Certainly, in the fullness of time, we must change how we are governed. Canada has reached the stage where we can no longer have an unelected head of state. The British monarchy has served us well but needs to be left to antiquity while we devolve into the twenty-first century. Canada has to either abolish or elect its senate but before we elect it, we have to define its role.
Canada needs a constitutional assembly to redefine a modern country. We must decide: what is this country called Canada? The purpose is not to appease the disgruntled but to discuss equally, with all our partners, this wonderful land we share. There is no line down the Ottawa River that separates Canada. It only divides provincial jurisdictions in an inseparable country. We Canadians share a proud past and an unlimited future.

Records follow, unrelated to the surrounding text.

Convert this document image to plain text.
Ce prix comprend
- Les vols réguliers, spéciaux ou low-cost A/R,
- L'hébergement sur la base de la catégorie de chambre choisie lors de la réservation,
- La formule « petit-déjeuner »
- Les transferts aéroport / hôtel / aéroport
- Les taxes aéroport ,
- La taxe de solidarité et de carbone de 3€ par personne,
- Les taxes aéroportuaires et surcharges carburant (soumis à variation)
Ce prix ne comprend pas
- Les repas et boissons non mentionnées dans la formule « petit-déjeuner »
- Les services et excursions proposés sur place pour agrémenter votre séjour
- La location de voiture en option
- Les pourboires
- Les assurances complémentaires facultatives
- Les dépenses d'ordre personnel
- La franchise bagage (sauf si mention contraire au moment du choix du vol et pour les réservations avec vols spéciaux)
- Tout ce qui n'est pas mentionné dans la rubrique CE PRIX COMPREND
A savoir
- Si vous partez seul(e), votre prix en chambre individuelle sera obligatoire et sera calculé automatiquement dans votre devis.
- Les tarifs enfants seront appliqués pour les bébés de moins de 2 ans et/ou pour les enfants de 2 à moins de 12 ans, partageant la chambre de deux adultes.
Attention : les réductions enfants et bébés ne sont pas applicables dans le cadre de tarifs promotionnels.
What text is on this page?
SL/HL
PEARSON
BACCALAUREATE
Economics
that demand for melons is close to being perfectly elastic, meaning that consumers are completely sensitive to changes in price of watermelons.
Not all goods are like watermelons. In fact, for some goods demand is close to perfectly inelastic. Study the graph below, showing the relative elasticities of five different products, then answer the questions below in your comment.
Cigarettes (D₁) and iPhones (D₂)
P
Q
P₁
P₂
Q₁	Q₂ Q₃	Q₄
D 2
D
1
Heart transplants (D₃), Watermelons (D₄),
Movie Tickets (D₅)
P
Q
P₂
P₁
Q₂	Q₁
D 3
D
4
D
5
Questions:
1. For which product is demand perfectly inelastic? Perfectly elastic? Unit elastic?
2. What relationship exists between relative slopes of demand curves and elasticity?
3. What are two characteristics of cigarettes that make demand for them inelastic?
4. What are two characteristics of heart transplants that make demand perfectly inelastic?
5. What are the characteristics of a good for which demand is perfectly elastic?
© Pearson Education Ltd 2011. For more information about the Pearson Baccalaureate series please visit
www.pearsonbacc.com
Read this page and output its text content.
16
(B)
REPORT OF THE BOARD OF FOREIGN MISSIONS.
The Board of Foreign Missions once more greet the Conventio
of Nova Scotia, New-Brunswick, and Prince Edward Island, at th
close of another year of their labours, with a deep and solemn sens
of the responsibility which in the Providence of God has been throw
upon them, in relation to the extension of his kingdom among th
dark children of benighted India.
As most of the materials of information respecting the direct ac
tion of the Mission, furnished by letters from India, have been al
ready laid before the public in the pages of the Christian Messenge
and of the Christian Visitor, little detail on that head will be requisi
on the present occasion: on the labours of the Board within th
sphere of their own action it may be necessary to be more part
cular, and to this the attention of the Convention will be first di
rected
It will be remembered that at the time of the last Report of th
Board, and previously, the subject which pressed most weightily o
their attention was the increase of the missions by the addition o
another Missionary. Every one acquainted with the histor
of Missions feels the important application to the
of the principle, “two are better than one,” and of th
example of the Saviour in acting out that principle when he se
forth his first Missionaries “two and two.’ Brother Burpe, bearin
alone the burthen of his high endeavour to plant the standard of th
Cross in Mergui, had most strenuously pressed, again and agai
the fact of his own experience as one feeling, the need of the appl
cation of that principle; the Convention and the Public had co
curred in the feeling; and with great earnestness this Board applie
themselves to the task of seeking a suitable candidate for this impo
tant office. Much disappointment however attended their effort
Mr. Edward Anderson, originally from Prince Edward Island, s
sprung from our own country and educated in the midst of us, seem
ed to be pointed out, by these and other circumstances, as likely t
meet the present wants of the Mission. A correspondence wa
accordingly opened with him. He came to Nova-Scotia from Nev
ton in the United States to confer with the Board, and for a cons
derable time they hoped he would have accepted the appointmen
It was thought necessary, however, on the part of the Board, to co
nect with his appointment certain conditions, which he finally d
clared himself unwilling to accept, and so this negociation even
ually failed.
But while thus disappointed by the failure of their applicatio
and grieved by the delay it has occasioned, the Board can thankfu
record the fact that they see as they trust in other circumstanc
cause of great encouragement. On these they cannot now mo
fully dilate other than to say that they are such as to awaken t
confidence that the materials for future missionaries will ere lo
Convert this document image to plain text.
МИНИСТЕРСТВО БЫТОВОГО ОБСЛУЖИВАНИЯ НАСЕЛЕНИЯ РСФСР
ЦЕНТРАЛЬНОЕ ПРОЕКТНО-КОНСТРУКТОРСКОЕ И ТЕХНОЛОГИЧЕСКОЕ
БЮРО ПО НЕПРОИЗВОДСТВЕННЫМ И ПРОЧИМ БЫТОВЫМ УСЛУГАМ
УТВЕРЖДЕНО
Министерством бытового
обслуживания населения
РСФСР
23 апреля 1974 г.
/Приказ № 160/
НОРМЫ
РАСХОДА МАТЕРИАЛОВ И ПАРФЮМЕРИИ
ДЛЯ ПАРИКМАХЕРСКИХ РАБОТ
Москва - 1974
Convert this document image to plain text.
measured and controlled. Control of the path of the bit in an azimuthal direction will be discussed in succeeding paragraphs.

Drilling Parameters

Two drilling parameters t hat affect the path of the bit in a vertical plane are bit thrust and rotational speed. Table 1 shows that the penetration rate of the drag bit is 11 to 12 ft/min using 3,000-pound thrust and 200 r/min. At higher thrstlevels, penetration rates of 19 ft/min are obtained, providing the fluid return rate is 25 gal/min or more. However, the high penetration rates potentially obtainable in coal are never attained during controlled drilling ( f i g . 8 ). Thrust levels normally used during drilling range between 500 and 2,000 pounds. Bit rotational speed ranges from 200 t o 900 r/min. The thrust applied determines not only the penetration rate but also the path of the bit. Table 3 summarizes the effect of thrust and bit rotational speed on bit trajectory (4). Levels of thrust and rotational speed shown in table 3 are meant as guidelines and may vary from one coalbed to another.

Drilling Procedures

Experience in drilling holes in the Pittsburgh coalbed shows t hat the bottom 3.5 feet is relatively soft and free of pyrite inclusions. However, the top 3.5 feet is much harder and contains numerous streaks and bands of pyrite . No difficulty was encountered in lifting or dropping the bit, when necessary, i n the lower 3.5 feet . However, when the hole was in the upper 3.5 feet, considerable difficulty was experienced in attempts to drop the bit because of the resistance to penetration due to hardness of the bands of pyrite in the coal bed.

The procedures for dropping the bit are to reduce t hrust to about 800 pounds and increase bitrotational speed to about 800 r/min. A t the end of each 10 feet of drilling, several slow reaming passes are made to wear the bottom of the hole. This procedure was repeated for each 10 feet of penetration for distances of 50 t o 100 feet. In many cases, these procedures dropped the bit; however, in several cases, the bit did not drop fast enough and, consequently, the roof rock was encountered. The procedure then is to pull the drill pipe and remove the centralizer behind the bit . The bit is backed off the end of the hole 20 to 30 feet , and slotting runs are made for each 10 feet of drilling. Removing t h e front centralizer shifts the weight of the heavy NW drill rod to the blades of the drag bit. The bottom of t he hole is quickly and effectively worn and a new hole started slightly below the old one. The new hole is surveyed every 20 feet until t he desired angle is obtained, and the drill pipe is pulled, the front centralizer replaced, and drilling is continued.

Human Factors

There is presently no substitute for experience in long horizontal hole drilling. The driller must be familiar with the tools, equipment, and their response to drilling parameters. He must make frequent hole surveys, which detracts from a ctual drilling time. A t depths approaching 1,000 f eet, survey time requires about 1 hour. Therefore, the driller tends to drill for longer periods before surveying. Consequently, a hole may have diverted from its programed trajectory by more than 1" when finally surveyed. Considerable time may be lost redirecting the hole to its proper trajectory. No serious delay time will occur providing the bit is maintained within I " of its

In the process of renewal, we Canadians need to reclaim the promise of the Charter of Rights and Freedoms. We must stop further abuse of our rights through the ‘notwithstanding’ clause. It is being used indiscriminately by lazy legislators.
In the same vein we must loudly and clearly restate the rights of men and women to their individual rights. Women must have full and unequivocal rights to control of their own bodies and their reproductive rights. We have a responsibility to ensure that all pensioners live without fear of poverty and the debasing of their standard of living. And once we have done that for pensioners, we have to turn our attention to the essential concern for a guaranteed annual income for every Canadian citizen. Only when we have taken that step will we know we are starting to achieve the promise of the land in which we live.